Les espoirs d'une alliance durable avec le pape se heurtent aussi à des problèmes insurmontables. Les conditions imposées par le pape Adrien IV pour une union incluent la reconnaissance de son autorité religieuse sur tous les chrétiens où qu'ils soient et donc la reconnaissance de son autorité séculaire. Ni l'Orient ni l'Occident ne peuvent accepter de telles conditions ; même si un empereur pro-occidental comme l'est Manuel l'acceptait, les Grecs auraient refusé tout net une telle union, comme ils le feront deux siècles plus tard quand les Églises orthodoxe et catholique seront brièvement unies sous l'autorité du pape. Malgré ses manières amicales avec l'Église romaine, Manuel n'est jamais honoré du titre d'« auguste » par Adrien. En fin de compte, un tel accord est impossible et les deux Églises restent séparées depuis lors[52].
Malgré un coût très élevé, les résultats de la campagne italienne sont limités : la cité d'Ancône devient une base byzantine en Italie, acceptant l'empereur pour souverain ; les normands de Sicile sont affaiblis et font la paix avec l'Empire byzantin pour le reste du règne de Manuel ; la capacité de Constantinople à s'impliquer dans les affaires italiennes est démontrée. Enfin, s'il a parfois été considéré que Manuel désirait réinstaurer la puissance byzantine dans la péninsule italienne, voire qu'il voulait s'inscrire dans la lignée de Justinien en faisant de Constantinople la force dominante dans cette région, cette affirmation fait aujourd'hui l'objet d'une relativisation. Du fait du nombre relativement limité de soldats engagés, il est bien possible que l'empereur souhaitait surtout contrôler les cités italiennes côtière de la région des Pouilles, de manière à prévenir toute future menace normande sur la péninsule balkanique[53]. En cela, l'accord de 1158 garantit l'Empire contre une menace sur sa façade occidentale[54].
Après 1158, la politique byzantine change du fait des nouvelles conditions politiques.
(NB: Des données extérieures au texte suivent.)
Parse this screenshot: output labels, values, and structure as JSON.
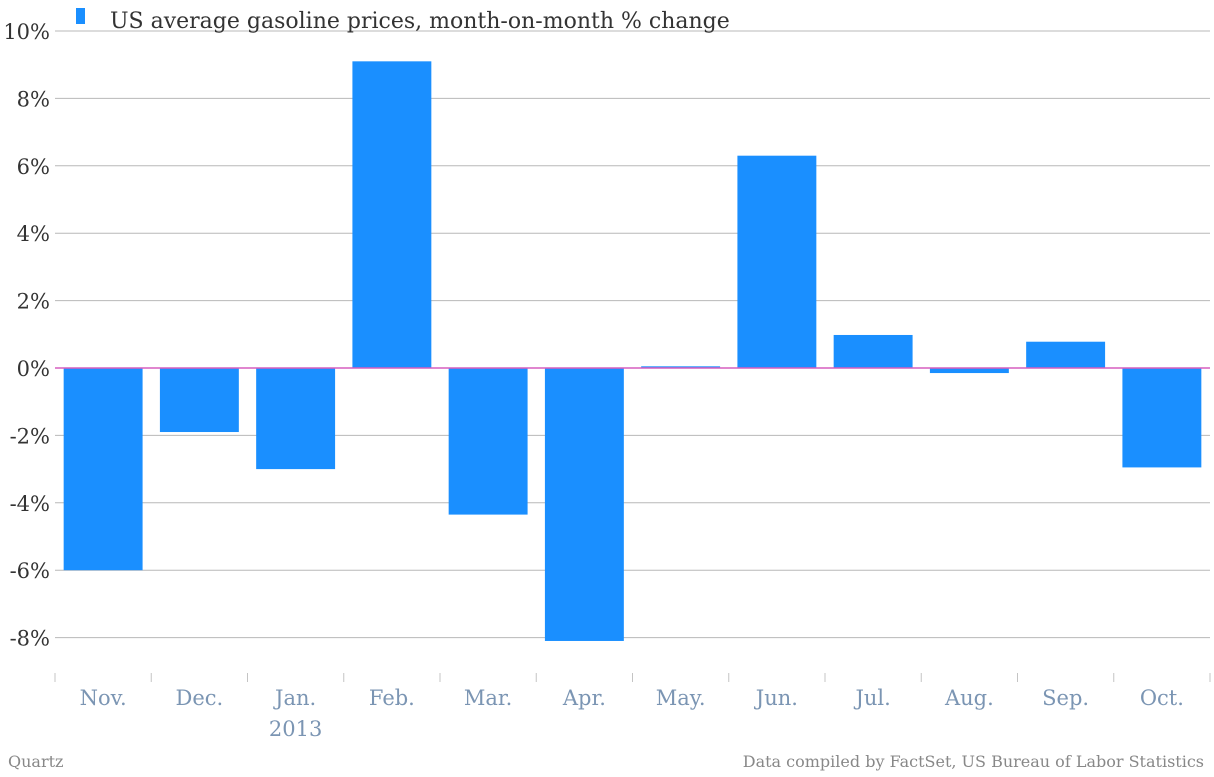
{
  "chart_data": {
    "type": "bar",
    "categories": [
      "Nov.",
      "Dec.",
      "Jan.",
      "Feb.",
      "Mar.",
      "Apr.",
      "May.",
      "Jun.",
      "Jul.",
      "Aug.",
      "Sep.",
      "Oct."
    ],
    "category_sublabels": [
      "",
      "",
      "2013",
      "",
      "",
      "",
      "",
      "",
      "",
      "",
      "",
      ""
    ],
    "series": [
      {
        "name": "US average gasoline prices, month-on-month % change",
        "values": [
          -6.0,
          -1.9,
          -3.0,
          9.1,
          -4.35,
          -8.1,
          0.05,
          6.3,
          0.98,
          -0.15,
          0.78,
          -2.95
        ]
      }
    ],
    "yticks": [
      "10%",
      "8%",
      "6%",
      "4%",
      "2%",
      "0%",
      "-2%",
      "-4%",
      "-6%",
      "-8%"
    ],
    "ytick_values": [
      10,
      8,
      6,
      4,
      2,
      0,
      -2,
      -4,
      -6,
      -8
    ],
    "ylim": [
      -9,
      10
    ],
    "xlabel": "",
    "ylabel": "",
    "grid": true,
    "legend_position": "top-left",
    "colors": {
      "bar": "#1a8fff",
      "zero_line": "#d65fbf",
      "grid": "#b8b8b8",
      "category_text": "#7b95b3"
    }
  },
  "footer": {
    "left": "Quartz",
    "right": "Data compiled by FactSet, US Bureau of Labor Statistics"
  }
}
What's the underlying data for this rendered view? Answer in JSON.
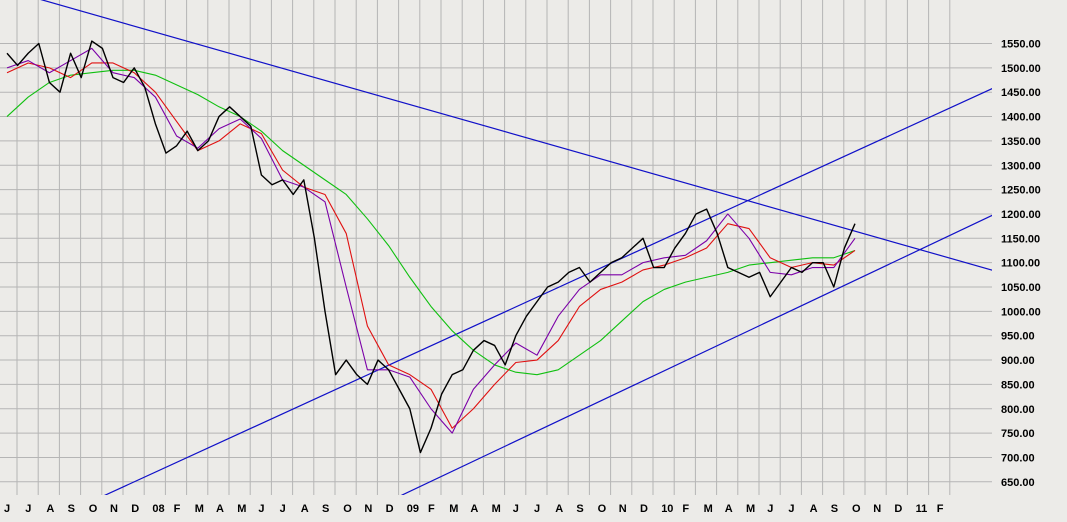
{
  "chart_data": {
    "type": "line",
    "title": "",
    "xlabel": "",
    "ylabel": "",
    "ylim": [
      625,
      1590
    ],
    "grid": true,
    "background": "#ecebe8",
    "y_ticks": [
      650,
      700,
      750,
      800,
      850,
      900,
      950,
      1000,
      1050,
      1100,
      1150,
      1200,
      1250,
      1300,
      1350,
      1400,
      1450,
      1500,
      1550
    ],
    "y_tick_labels": [
      "650.00",
      "700.00",
      "750.00",
      "800.00",
      "850.00",
      "900.00",
      "950.00",
      "1000.00",
      "1050.00",
      "1100.00",
      "1150.00",
      "1200.00",
      "1250.00",
      "1300.00",
      "1350.00",
      "1400.00",
      "1450.00",
      "1500.00",
      "1550.00"
    ],
    "x_tick_labels": [
      "J",
      "J",
      "A",
      "S",
      "O",
      "N",
      "D",
      "08",
      "F",
      "M",
      "A",
      "M",
      "J",
      "J",
      "A",
      "S",
      "O",
      "N",
      "D",
      "09",
      "F",
      "M",
      "A",
      "M",
      "J",
      "J",
      "A",
      "S",
      "O",
      "N",
      "D",
      "10",
      "F",
      "M",
      "A",
      "M",
      "J",
      "J",
      "A",
      "S",
      "O",
      "N",
      "D",
      "11",
      "F"
    ],
    "x_tick_positions": [
      0,
      1,
      2,
      3,
      4,
      5,
      6,
      7,
      8,
      9,
      10,
      11,
      12,
      13,
      14,
      15,
      16,
      17,
      18,
      19,
      20,
      21,
      22,
      23,
      24,
      25,
      26,
      27,
      28,
      29,
      30,
      31,
      32,
      33,
      34,
      35,
      36,
      37,
      38,
      39,
      40,
      41,
      42,
      43,
      44
    ],
    "xlim": [
      0,
      47
    ],
    "series": [
      {
        "name": "",
        "role": "price",
        "color": "#000000",
        "x": [
          0,
          0.5,
          1,
          1.5,
          2,
          2.5,
          3,
          3.5,
          4,
          4.5,
          5,
          5.5,
          6,
          6.5,
          7,
          7.5,
          8,
          8.5,
          9,
          9.5,
          10,
          10.5,
          11,
          11.5,
          12,
          12.5,
          13,
          13.5,
          14,
          14.5,
          15,
          15.5,
          16,
          16.5,
          17,
          17.5,
          18,
          18.5,
          19,
          19.5,
          20,
          20.5,
          21,
          21.5,
          22,
          22.5,
          23,
          23.5,
          24,
          24.5,
          25,
          25.5,
          26,
          26.5,
          27,
          27.5,
          28,
          28.5,
          29,
          29.5,
          30,
          30.5,
          31,
          31.5,
          32,
          32.5,
          33,
          33.5,
          34,
          34.5,
          35,
          35.5,
          36,
          36.5,
          37,
          37.5,
          38,
          38.5,
          39,
          39.5,
          40
        ],
        "values": [
          1530,
          1505,
          1530,
          1550,
          1470,
          1450,
          1530,
          1480,
          1555,
          1540,
          1480,
          1470,
          1500,
          1460,
          1385,
          1325,
          1340,
          1370,
          1330,
          1350,
          1400,
          1420,
          1400,
          1380,
          1280,
          1260,
          1270,
          1240,
          1270,
          1150,
          1000,
          870,
          900,
          870,
          850,
          900,
          880,
          840,
          800,
          710,
          760,
          830,
          870,
          880,
          920,
          940,
          930,
          890,
          950,
          990,
          1020,
          1050,
          1060,
          1080,
          1090,
          1060,
          1080,
          1100,
          1110,
          1130,
          1150,
          1090,
          1090,
          1130,
          1160,
          1200,
          1210,
          1160,
          1090,
          1080,
          1070,
          1080,
          1030,
          1060,
          1090,
          1080,
          1100,
          1100,
          1050,
          1130,
          1180
        ]
      },
      {
        "name": "",
        "role": "short moving average",
        "color": "#7b00a8",
        "x": [
          0,
          1,
          2,
          3,
          4,
          5,
          6,
          7,
          8,
          9,
          10,
          11,
          12,
          13,
          14,
          15,
          16,
          17,
          18,
          19,
          20,
          21,
          22,
          23,
          24,
          25,
          26,
          27,
          28,
          29,
          30,
          31,
          32,
          33,
          34,
          35,
          36,
          37,
          38,
          39,
          40
        ],
        "values": [
          1500,
          1515,
          1490,
          1515,
          1540,
          1490,
          1480,
          1440,
          1360,
          1335,
          1375,
          1395,
          1355,
          1270,
          1255,
          1225,
          1050,
          880,
          880,
          865,
          800,
          750,
          840,
          890,
          935,
          910,
          990,
          1045,
          1075,
          1075,
          1100,
          1110,
          1115,
          1145,
          1200,
          1150,
          1080,
          1075,
          1090,
          1090,
          1150
        ]
      },
      {
        "name": "",
        "role": "medium moving average",
        "color": "#e01010",
        "x": [
          0,
          1,
          2,
          3,
          4,
          5,
          6,
          7,
          8,
          9,
          10,
          11,
          12,
          13,
          14,
          15,
          16,
          17,
          18,
          19,
          20,
          21,
          22,
          23,
          24,
          25,
          26,
          27,
          28,
          29,
          30,
          31,
          32,
          33,
          34,
          35,
          36,
          37,
          38,
          39,
          40
        ],
        "values": [
          1490,
          1510,
          1500,
          1480,
          1510,
          1510,
          1490,
          1450,
          1390,
          1330,
          1350,
          1385,
          1365,
          1290,
          1255,
          1240,
          1160,
          970,
          890,
          870,
          840,
          760,
          800,
          850,
          895,
          900,
          940,
          1010,
          1045,
          1060,
          1085,
          1095,
          1110,
          1130,
          1180,
          1170,
          1110,
          1090,
          1100,
          1095,
          1125
        ]
      },
      {
        "name": "",
        "role": "long moving average",
        "color": "#10c010",
        "x": [
          0,
          1,
          2,
          3,
          4,
          5,
          6,
          7,
          8,
          9,
          10,
          11,
          12,
          13,
          14,
          15,
          16,
          17,
          18,
          19,
          20,
          21,
          22,
          23,
          24,
          25,
          26,
          27,
          28,
          29,
          30,
          31,
          32,
          33,
          34,
          35,
          36,
          37,
          38,
          39,
          40
        ],
        "values": [
          1400,
          1440,
          1470,
          1485,
          1490,
          1495,
          1495,
          1485,
          1465,
          1445,
          1420,
          1400,
          1370,
          1330,
          1300,
          1270,
          1240,
          1190,
          1135,
          1070,
          1010,
          960,
          920,
          890,
          875,
          870,
          880,
          910,
          940,
          980,
          1020,
          1045,
          1060,
          1070,
          1080,
          1095,
          1100,
          1105,
          1110,
          1110,
          1125
        ]
      }
    ],
    "trendlines": [
      {
        "name": "",
        "role": "descending resistance",
        "color": "#1010c8",
        "points": [
          [
            0,
            1660
          ],
          [
            47,
            1078
          ]
        ]
      },
      {
        "name": "",
        "role": "upper channel",
        "color": "#1010c8",
        "points": [
          [
            4.5,
            620
          ],
          [
            47,
            1468
          ]
        ]
      },
      {
        "name": "",
        "role": "lower channel",
        "color": "#1010c8",
        "points": [
          [
            18.5,
            620
          ],
          [
            47,
            1208
          ]
        ]
      }
    ]
  }
}
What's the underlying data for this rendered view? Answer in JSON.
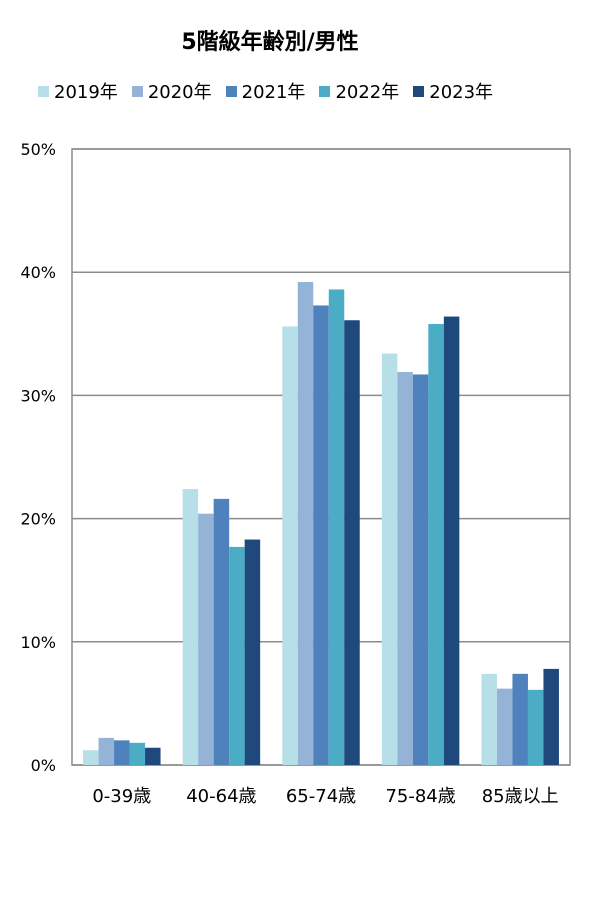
{
  "chart_data": {
    "type": "bar",
    "title": "5階級年齢別/男性",
    "categories": [
      "0-39歳",
      "40-64歳",
      "65-74歳",
      "75-84歳",
      "85歳以上"
    ],
    "series": [
      {
        "name": "2019年",
        "color": "#b7dfe8",
        "values": [
          1.2,
          22.4,
          35.6,
          33.4,
          7.4
        ]
      },
      {
        "name": "2020年",
        "color": "#95b3d7",
        "values": [
          2.2,
          20.4,
          39.2,
          31.9,
          6.2
        ]
      },
      {
        "name": "2021年",
        "color": "#4f81bd",
        "values": [
          2.0,
          21.6,
          37.3,
          31.7,
          7.4
        ]
      },
      {
        "name": "2022年",
        "color": "#4bacc6",
        "values": [
          1.8,
          17.7,
          38.6,
          35.8,
          6.1
        ]
      },
      {
        "name": "2023年",
        "color": "#1f497d",
        "values": [
          1.4,
          18.3,
          36.1,
          36.4,
          7.8
        ]
      }
    ],
    "yticks": [
      "0%",
      "10%",
      "20%",
      "30%",
      "40%",
      "50%"
    ],
    "ylim": [
      0,
      50
    ],
    "grid": true,
    "legend_position": "top"
  }
}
Manuel décide de s'opposer à la volonté des Hohenstaufen d'annexer l'Italie où Frédéric Barberousse croit devoir reconnaître son pouvoir. Au commencement de la guerre entre Frédéric et les cités du nord de l'Italie, Manuel supporte activement la Ligue lombarde. Les murs de Milan détruits par les Allemands sont restaurés avec l'aide financière de l'Empire byzantin[55]. La défaite de Frédéric à la bataille de Legnano en 1176 semble conforter la position de Manuel en Italie. Selon Jean Cinnamus, les villes de Crémone, Pavie et d'autres cités liguriennes plus petites se rallient à Manuel. Les relations de ce dernier avec Gênes et Pise sont aussi particulièrement bonnes. Toutefois en mars 1171, Manuel rompt brutalement avec Venise, arrêtant les 20 000 Vénitiens présents sur le territoire impérial et confisquant leurs propriétés[56]. En représailles, Venise envoie 120 navires contre l'Empire byzantin. Mais du fait d'une épidémie et de l'action d'une flotte byzantine de 150 navires, l'armada vénitienne doit se replier sans avoir obtenu de succès probants[57]. Jusqu'à la mort de Manuel, les relations entre Constantinople et Venise restent mauvaises[réf. nécessaire].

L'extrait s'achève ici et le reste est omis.